Op 4 juni 2025 heeft de Rechtbank Amsterdam uitspraak gedaan in een zaak betreffende een Europees aanhoudingsbevel (EAB) dat was uitgevaardigd door de District Court in Wroclaw, Polen. De zaak betreft de overlevering van een opgeëiste persoon, geboren in Polen, die gedetineerd was in Nederland. De rechtbank heeft de behandeling van het EAB op 21 mei 2025 gehouden, waarbij de officier van justitie, mr. M. al Mansouri, aanwezig was. De opgeëiste persoon werd bijgestaan door zijn raadsvrouw, mr. S.M. Hof, en een tolk in de Poolse taal. De rechtbank heeft de termijn voor uitspraak verlengd en de gevangenhouding bevolen.

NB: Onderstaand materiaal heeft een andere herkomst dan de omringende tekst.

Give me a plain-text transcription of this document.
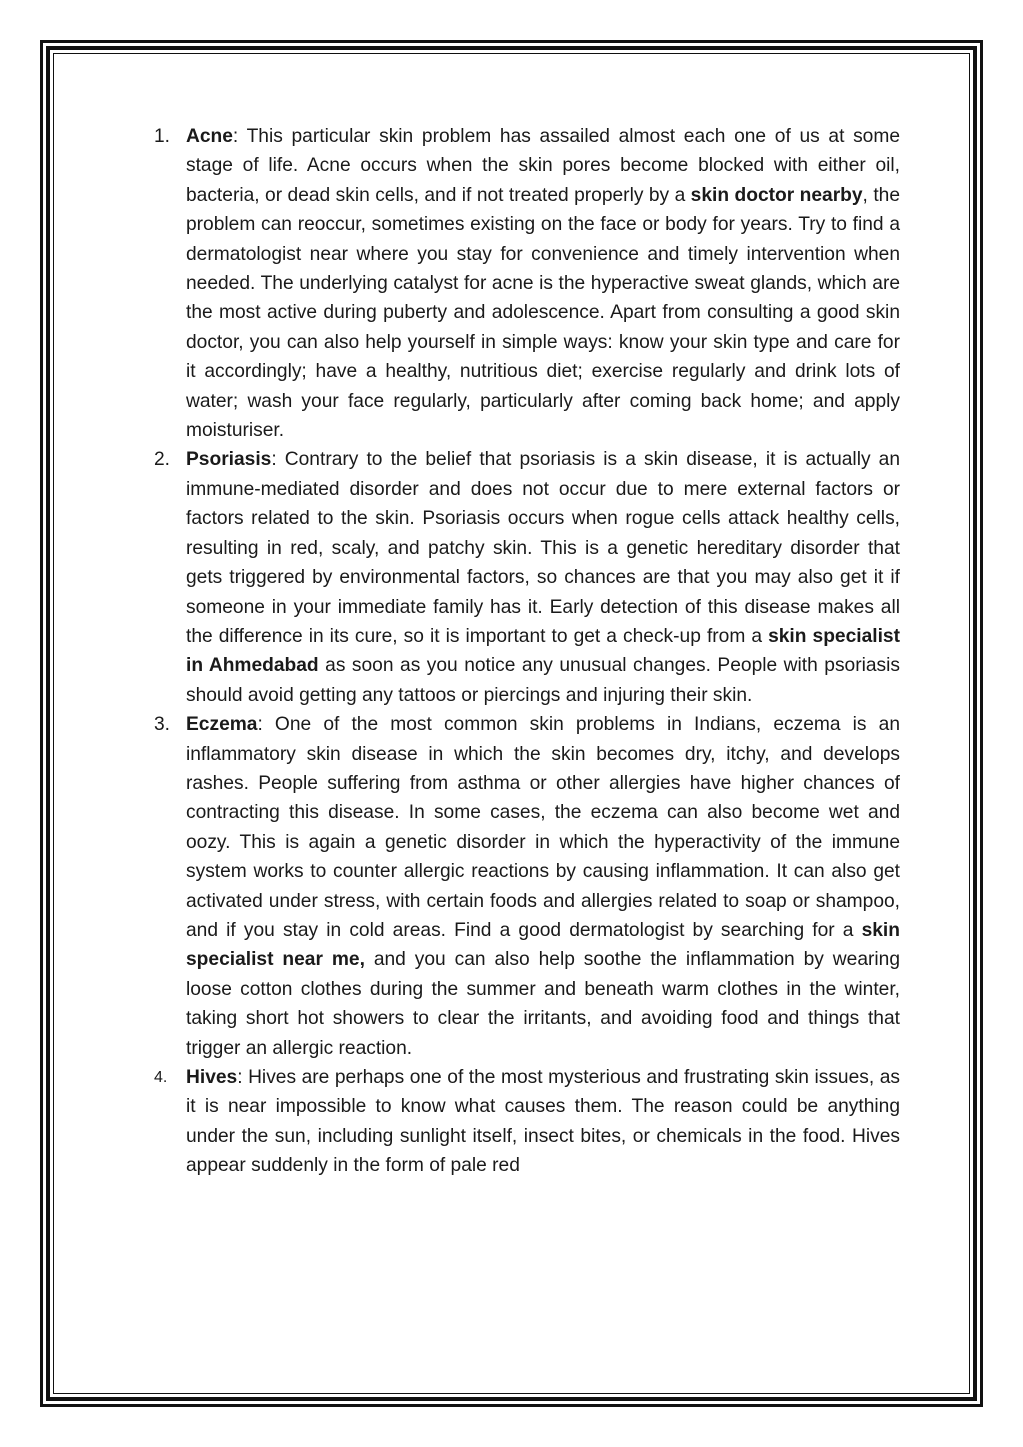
1. Acne: This particular skin problem has assailed almost each one of us at some stage of life. Acne occurs when the skin pores become blocked with either oil, bacteria, or dead skin cells, and if not treated properly by a skin doctor nearby, the problem can reoccur, sometimes existing on the face or body for years. Try to find a dermatologist near where you stay for convenience and timely intervention when needed. The underlying catalyst for acne is the hyperactive sweat glands, which are the most active during puberty and adolescence. Apart from consulting a good skin doctor, you can also help yourself in simple ways: know your skin type and care for it accordingly; have a healthy, nutritious diet; exercise regularly and drink lots of water; wash your face regularly, particularly after coming back home; and apply moisturiser.
2. Psoriasis: Contrary to the belief that psoriasis is a skin disease, it is actually an immune-mediated disorder and does not occur due to mere external factors or factors related to the skin. Psoriasis occurs when rogue cells attack healthy cells, resulting in red, scaly, and patchy skin. This is a genetic hereditary disorder that gets triggered by environmental factors, so chances are that you may also get it if someone in your immediate family has it. Early detection of this disease makes all the difference in its cure, so it is important to get a check-up from a skin specialist in Ahmedabad as soon as you notice any unusual changes. People with psoriasis should avoid getting any tattoos or piercings and injuring their skin.
3. Eczema: One of the most common skin problems in Indians, eczema is an inflammatory skin disease in which the skin becomes dry, itchy, and develops rashes. People suffering from asthma or other allergies have higher chances of contracting this disease. In some cases, the eczema can also become wet and oozy. This is again a genetic disorder in which the hyperactivity of the immune system works to counter allergic reactions by causing inflammation. It can also get activated under stress, with certain foods and allergies related to soap or shampoo, and if you stay in cold areas. Find a good dermatologist by searching for a skin specialist near me, and you can also help soothe the inflammation by wearing loose cotton clothes during the summer and beneath warm clothes in the winter, taking short hot showers to clear the irritants, and avoiding food and things that trigger an allergic reaction.
4. Hives: Hives are perhaps one of the most mysterious and frustrating skin issues, as it is near impossible to know what causes them. The reason could be anything under the sun, including sunlight itself, insect bites, or chemicals in the food. Hives appear suddenly in the form of pale red
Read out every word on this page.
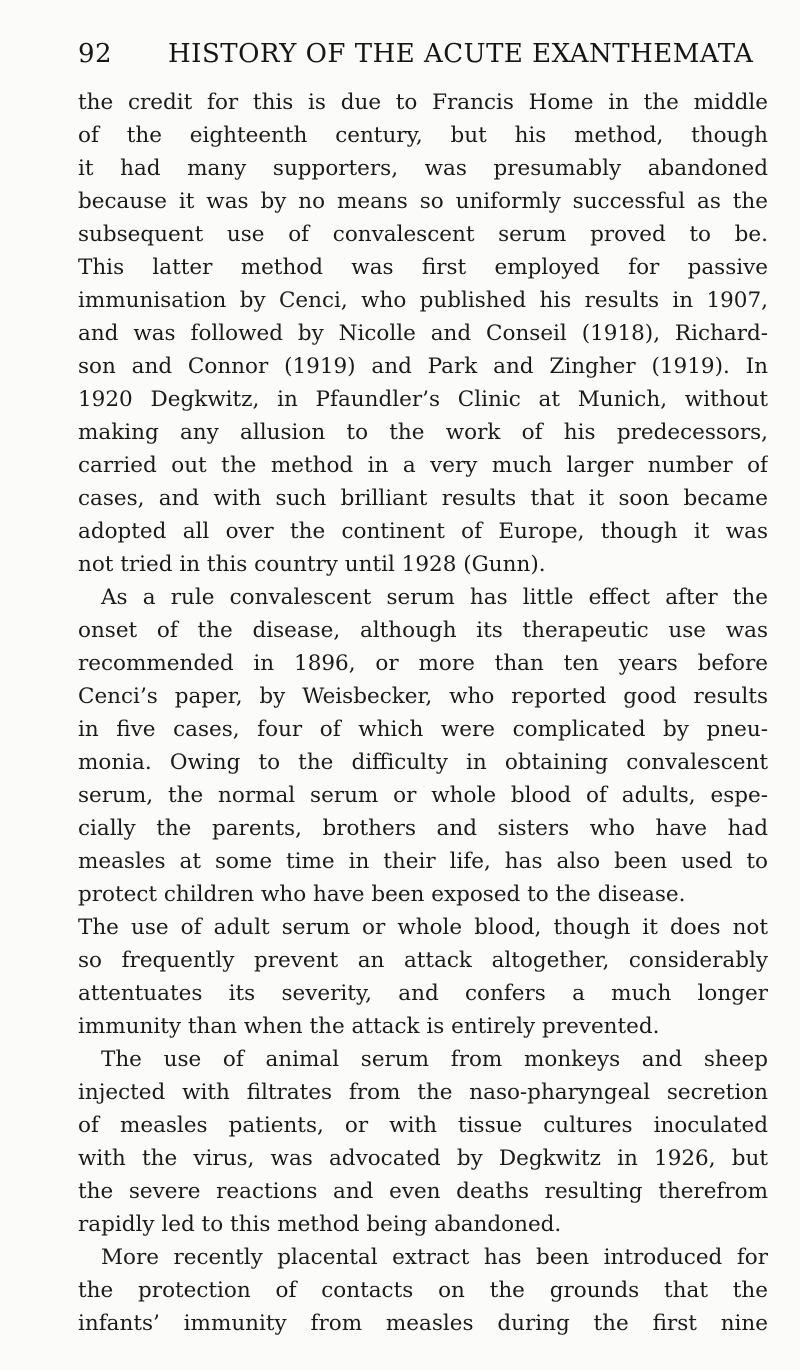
92 HISTORY OF THE ACUTE EXANTHEMATA
the credit for this is due to Francis Home in the middle
of the eighteenth century, but his method, though
it had many supporters, was presumably abandoned
because it was by no means so uniformly successful as the
subsequent use of convalescent serum proved to be.
This latter method was first employed for passive
immunisation by Cenci, who published his results in 1907,
and was followed by Nicolle and Conseil (1918), Richard-
son and Connor (1919) and Park and Zingher (1919). In
1920 Degkwitz, in Pfaundler’s Clinic at Munich, without
making any allusion to the work of his predecessors,
carried out the method in a very much larger number of
cases, and with such brilliant results that it soon became
adopted all over the continent of Europe, though it was
not tried in this country until 1928 (Gunn).
As a rule convalescent serum has little effect after the
onset of the disease, although its therapeutic use was
recommended in 1896, or more than ten years before
Cenci’s paper, by Weisbecker, who reported good results
in five cases, four of which were complicated by pneu-
monia. Owing to the difficulty in obtaining convalescent
serum, the normal serum or whole blood of adults, espe-
cially the parents, brothers and sisters who have had
measles at some time in their life, has also been used to
protect children who have been exposed to the disease.
The use of adult serum or whole blood, though it does not
so frequently prevent an attack altogether, considerably
attentuates its severity, and confers a much longer
immunity than when the attack is entirely prevented.
The use of animal serum from monkeys and sheep
injected with filtrates from the naso-pharyngeal secretion
of measles patients, or with tissue cultures inoculated
with the virus, was advocated by Degkwitz in 1926, but
the severe reactions and even deaths resulting therefrom
rapidly led to this method being abandoned.
More recently placental extract has been introduced for
the protection of contacts on the grounds that the
infants’ immunity from measles during the first nine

De rechtbank heeft vastgesteld dat het EAB voldoet aan de eisen van de Overleveringswet (OLW) en dat er geen weigeringsgronden zijn die de overlevering in de weg staan. De opgeëiste persoon had eerder een adres opgegeven aan de Poolse autoriteiten, maar had dit niet bijgewerkt na zijn verhuizing naar Noorwegen en later Nederland. De rechtbank concludeert dat de opgeëiste persoon op de hoogte was van de procedure in Polen en dat het toestaan van de overlevering geen schending van zijn verdedigingsrechten oplevert. De rechtbank heeft de overlevering toegestaan, omdat het feit waarvoor de opgeëiste persoon is veroordeeld, ook naar Nederlands recht strafbaar is.
De rechtbank heeft in haar beslissing verwezen naar de relevante wetsbepalingen, waaronder artikel 141 van het Wetboek van Strafrecht en artikelen 2, 5 en 7 van de OLW. De uitspraak is openbaar uitgesproken en er staat geen gewoon rechtsmiddel open tegen deze beslissing.